После того, как трубка набита уже в пятый раз, Ух-Петух-Который-Моложе поднимается, наконец, кряхтя, со стула с намерением уйти. Кийр облегченно вздыхает, но тут же вынужден снова вздохнуть тяжело, – гость тычет пальцем прямо в его сторону и спрашивает:
– Этот крендель, небось, каждый вечер сюда таскается?
Щеки Кийра становятся такими же красными, как его волосы, возмущение и стыд со страшной силой обуревают душу молодого мастера.
– О ком это вы говорите? – спрашивает Юули дрожащим голосом.
– О том самом, – Ух-Петух-Который-Моложе тычет своим грязным мизинцем чуть ли не в нос Хейнриху Георгу Аадниелю.
– Позвольте вам сказать, – Кийр с отчаянной решимостью поднимается со стула, – что, во-первых, я не крендель и, во-вторых, это мое дело, часто или не часто я тут бываю.
– Ox-ox, ox-ox! – Младший брат корчмаря вынимает изо рта трубку и с прищуром рассматривает Кийра. – Гляди-ка ты!
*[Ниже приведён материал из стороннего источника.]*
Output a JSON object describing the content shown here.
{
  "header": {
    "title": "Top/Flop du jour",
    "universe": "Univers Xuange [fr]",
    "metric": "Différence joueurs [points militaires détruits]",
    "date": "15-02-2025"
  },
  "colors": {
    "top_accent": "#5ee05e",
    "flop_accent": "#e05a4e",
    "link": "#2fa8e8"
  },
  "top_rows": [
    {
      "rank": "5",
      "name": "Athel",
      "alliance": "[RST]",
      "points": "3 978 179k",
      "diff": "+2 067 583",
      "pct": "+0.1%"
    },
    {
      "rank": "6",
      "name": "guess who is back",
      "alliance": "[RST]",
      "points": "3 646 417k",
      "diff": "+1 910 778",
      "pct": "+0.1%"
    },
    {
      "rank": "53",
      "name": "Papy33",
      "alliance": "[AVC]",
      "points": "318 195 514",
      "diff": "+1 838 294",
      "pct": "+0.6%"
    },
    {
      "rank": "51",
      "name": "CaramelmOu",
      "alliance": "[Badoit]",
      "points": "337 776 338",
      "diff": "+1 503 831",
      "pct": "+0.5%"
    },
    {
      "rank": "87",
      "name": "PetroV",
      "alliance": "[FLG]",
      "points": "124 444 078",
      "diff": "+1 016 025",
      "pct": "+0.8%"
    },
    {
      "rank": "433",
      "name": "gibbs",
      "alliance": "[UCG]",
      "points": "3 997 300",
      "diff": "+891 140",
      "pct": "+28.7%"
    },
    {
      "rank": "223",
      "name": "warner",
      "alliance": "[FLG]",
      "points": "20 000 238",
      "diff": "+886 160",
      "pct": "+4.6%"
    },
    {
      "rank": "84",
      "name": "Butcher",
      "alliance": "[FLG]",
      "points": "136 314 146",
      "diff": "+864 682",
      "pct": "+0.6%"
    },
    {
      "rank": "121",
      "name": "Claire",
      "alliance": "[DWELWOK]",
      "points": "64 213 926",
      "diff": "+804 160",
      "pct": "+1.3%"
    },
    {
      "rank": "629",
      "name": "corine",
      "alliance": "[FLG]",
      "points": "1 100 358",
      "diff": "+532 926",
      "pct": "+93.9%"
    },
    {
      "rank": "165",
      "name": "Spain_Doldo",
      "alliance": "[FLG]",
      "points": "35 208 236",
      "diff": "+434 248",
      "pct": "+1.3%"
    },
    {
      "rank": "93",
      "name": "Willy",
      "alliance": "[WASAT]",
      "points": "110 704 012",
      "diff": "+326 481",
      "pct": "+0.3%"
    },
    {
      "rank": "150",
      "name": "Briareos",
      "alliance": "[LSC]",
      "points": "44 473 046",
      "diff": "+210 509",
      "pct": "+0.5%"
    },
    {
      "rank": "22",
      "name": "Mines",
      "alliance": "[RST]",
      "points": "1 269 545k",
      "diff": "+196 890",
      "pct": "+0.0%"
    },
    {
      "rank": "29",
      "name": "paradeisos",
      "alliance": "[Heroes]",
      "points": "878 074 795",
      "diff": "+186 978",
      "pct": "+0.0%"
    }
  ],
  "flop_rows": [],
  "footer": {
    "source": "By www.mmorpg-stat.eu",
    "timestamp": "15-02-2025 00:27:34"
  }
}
Костюм испортил, а еще пыжится!
– Да, – собирается рыжеголовый с духом, видя что «подгорелый мужик» не выказывает намерения напасть немедленно, – обзывать себя я не позволю!
– Поглядим, поглядим! – произносит гость. – Ну да Бог со всем этим, небось мужиков дорога сведет. – И, обращаясь к сестрам: – Так что, стало быть, с костюмом не выйдет?
– Не выйдет, – отвечает Маали, – мы за такую работу не беремся.
– Ну а зайти проведать, небось, можно?
На этот вопрос никто не отвечает. И поскольку не отвечает никто, то это делает уже с порога сам уходящий: – Стало быть, зайти проведать можно.
Гость удаляется точно таким же «хлябающим» шагом, каким и пришел. Некоторое время в комнате царит глубокая тишина, затем Клодвиг отворяет форточку и говорит:
– Посмотрим, выветрится ли отсюда когда-нибудь эта ужасная табачная вонь.
Затем с улыбкой обращается к Помощнику Начальника Станции: – Ну, сестричка Юули, у тебя лицо опять такое расстроенное, будто ты домового увидела. Но ведь это был вовсе не домовой, это был заказчик.